エリート医師のイジワルな溺甘療法
「あの……先生は、ここによく来るんですか?」
「初めてだよ。前にここの話を聞いたことがあったんだ。店が洒落ていて、肉もうまいって。君はなににする?」
「あ、そうですよね。えーっと……」
先生に促されて慌ててメニューに目を通すが、写真がなく文字だけで書かれているので、どんなものかピンとこない。
それに、どれも値段が高くて躊躇してしまう。一番安いのが和牛のステーキで、四千円もするのだ。ビビる。
先生の奢りだって言ったけれど、彼女でもないのに、本当にいいのかな……。
「迷うなら、俺が適当に決めていいか? 腹が減った」
「す、すみませんっ……お願いします」
もうステーキ選びは先生にお任せして、焼き加減とかソースなどを訊いてくるからそれに答えるだけにした。

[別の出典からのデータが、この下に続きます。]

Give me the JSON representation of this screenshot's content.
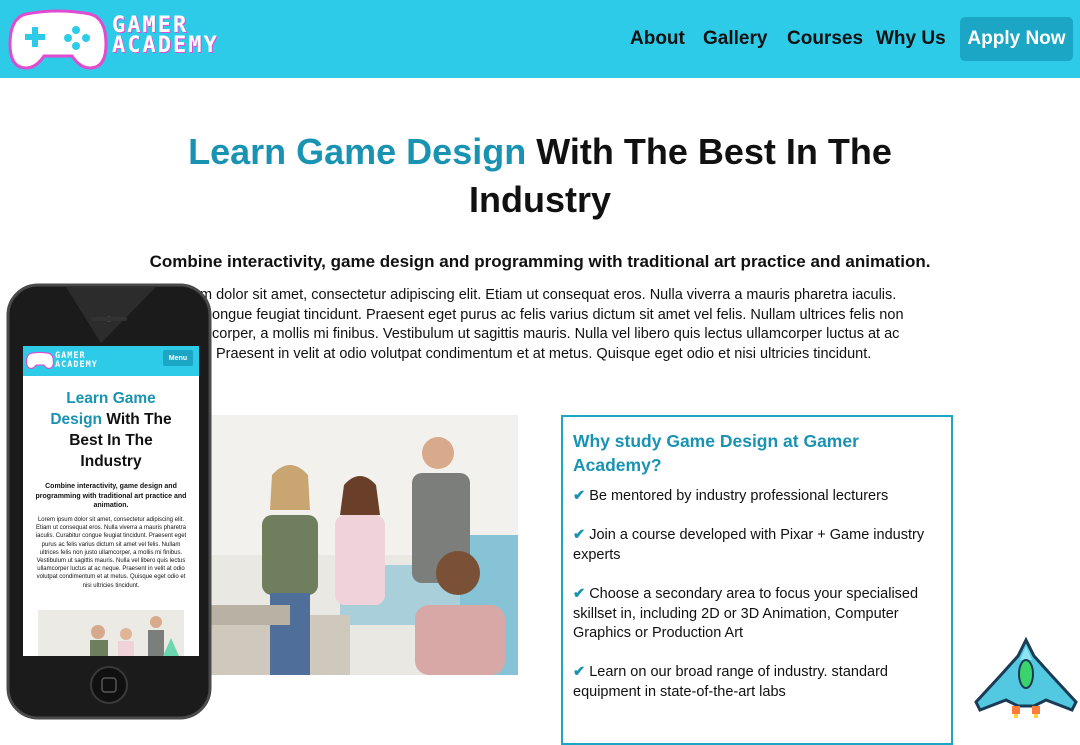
{
  "header": {
    "logo_line1": "GAMER",
    "logo_line2": "ACADEMY",
    "nav": [
      "About",
      "Gallery",
      "Courses",
      "Why Us"
    ],
    "apply_label": "Apply Now"
  },
  "hero": {
    "title_accent": "Learn Game Design",
    "title_rest_1": " With The Best In The",
    "title_rest_2": "Industry",
    "subheading": "Combine interactivity, game design and programming with traditional art practice and animation.",
    "paragraph_lines": [
      "m dolor sit amet, consectetur adipiscing elit. Etiam ut consequat eros. Nulla viverra a mauris pharetra iaculis.",
      "ongue feugiat tincidunt. Praesent eget purus ac felis varius dictum sit amet vel felis. Nullam ultrices felis non",
      "corper, a mollis mi finibus. Vestibulum ut sagittis mauris. Nulla vel libero quis lectus ullamcorper luctus at ac",
      "Praesent in velit at odio volutpat condimentum et at metus. Quisque eget odio et nisi ultricies tincidunt."
    ]
  },
  "why": {
    "title": "Why study Game Design at Gamer Academy?",
    "items": [
      "Be mentored by industry professional lecturers",
      "Join a course developed with Pixar + Game industry experts",
      "Choose a secondary area to focus your specialised skillset in, including 2D or 3D Animation, Computer Graphics or Production Art",
      "Learn on our broad range of industry. standard equipment in state-of-the-art labs"
    ]
  },
  "phone": {
    "logo_line1": "GAMER",
    "logo_line2": "ACADEMY",
    "menu_label": "Menu",
    "title_accent_1": "Learn Game",
    "title_accent_2": "Design",
    "title_rest_1": " With The",
    "title_rest_2": "Best In The",
    "title_rest_3": "Industry",
    "subheading": "Combine interactivity, game design and programming with traditional art practice and animation.",
    "paragraph": "Lorem ipsum dolor sit amet, consectetur adipiscing elit. Etiam ut consequat eros. Nulla viverra a mauris pharetra iaculis. Curabitur congue feugiat tincidunt. Praesent eget purus ac felis varius dictum sit amet vel felis. Nullam ultrices felis non justo ullamcorper, a mollis mi finibus. Vestibulum ut sagittis mauris. Nulla vel libero quis lectus ullamcorper luctus at ac neque. Praesent in velit at odio volutpat condimentum et at metus. Quisque eget odio et nisi ultricies tincidunt."
  },
  "colors": {
    "header_bg": "#2dcbe8",
    "accent": "#1a93b2",
    "button_bg": "#1aa6c4"
  },
  "icons": [
    "gamepad-logo-icon",
    "check-icon",
    "pixel-spaceship-icon"
  ]
}
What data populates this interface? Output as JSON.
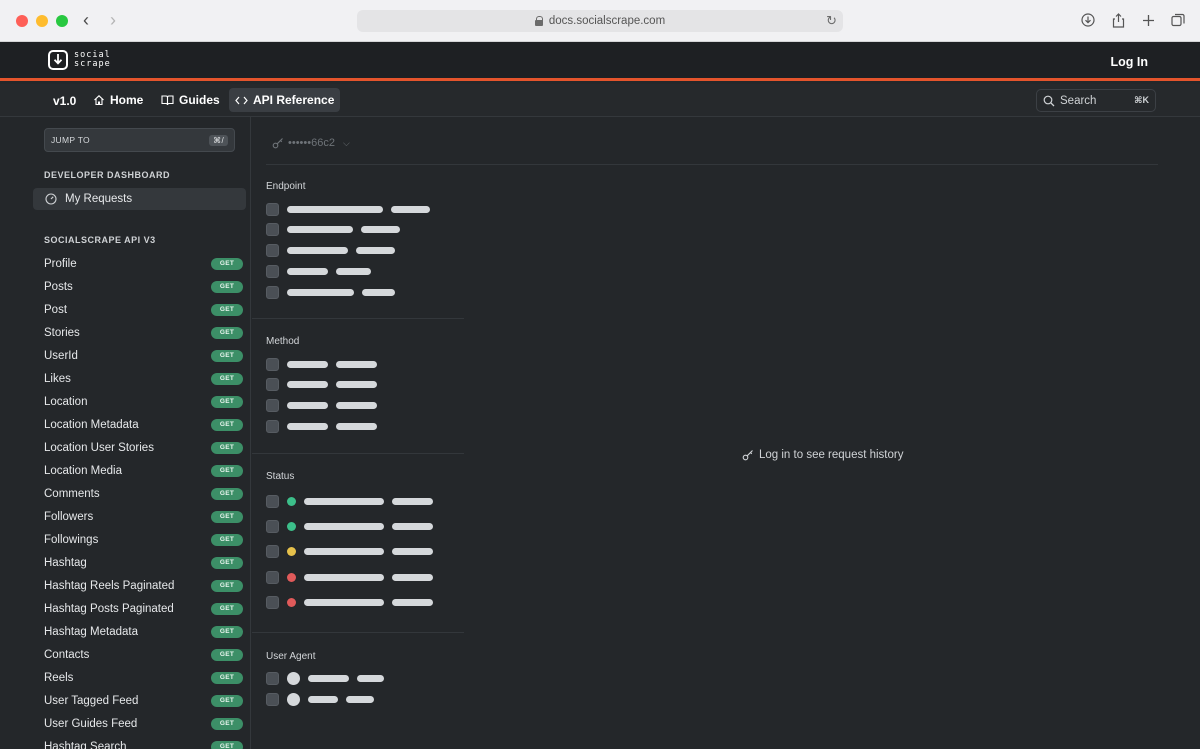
{
  "browser": {
    "url": "docs.socialscrape.com"
  },
  "header": {
    "logo_line1": "social",
    "logo_line2": "scrape",
    "login": "Log In",
    "accent_color": "#e4542c"
  },
  "subnav": {
    "version": "v1.0",
    "home": "Home",
    "guides": "Guides",
    "api_reference": "API Reference",
    "search_placeholder": "Search",
    "search_shortcut": "⌘K"
  },
  "sidebar": {
    "jump_label": "JUMP TO",
    "jump_shortcut": "⌘/",
    "dashboard_title": "DEVELOPER DASHBOARD",
    "my_requests": "My Requests",
    "api_title": "SOCIALSCRAPE API V3",
    "badge_label": "GET",
    "badge_color": "#3c8f67",
    "items": [
      "Profile",
      "Posts",
      "Post",
      "Stories",
      "UserId",
      "Likes",
      "Location",
      "Location Metadata",
      "Location User Stories",
      "Location Media",
      "Comments",
      "Followers",
      "Followings",
      "Hashtag",
      "Hashtag Reels Paginated",
      "Hashtag Posts Paginated",
      "Hashtag Metadata",
      "Contacts",
      "Reels",
      "User Tagged Feed",
      "User Guides Feed",
      "Hashtag Search"
    ]
  },
  "main": {
    "api_key": "••••••66c2",
    "filters": {
      "endpoint": "Endpoint",
      "method": "Method",
      "status": "Status",
      "user_agent": "User Agent"
    },
    "status_colors": [
      "#3cbf8a",
      "#3cbf8a",
      "#e6c14b",
      "#e05a5a",
      "#e05a5a"
    ],
    "empty_message": "Log in to see request history"
  }
}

しばらくしてワゴンに乗せられて登場した料理を見て、その皿数に目が点になる。
先生はコース料理でも注文したんだろうか。スープ、オードブル、サラダ、ミニグラタン、パン、それにステーキが並ぶ。
おまけに「デザートもあるぞ。しっかり食え」と言う。
ボリュームたっぷりだが、久々に働いてお腹はペコペコ。正直食べられない量じゃない。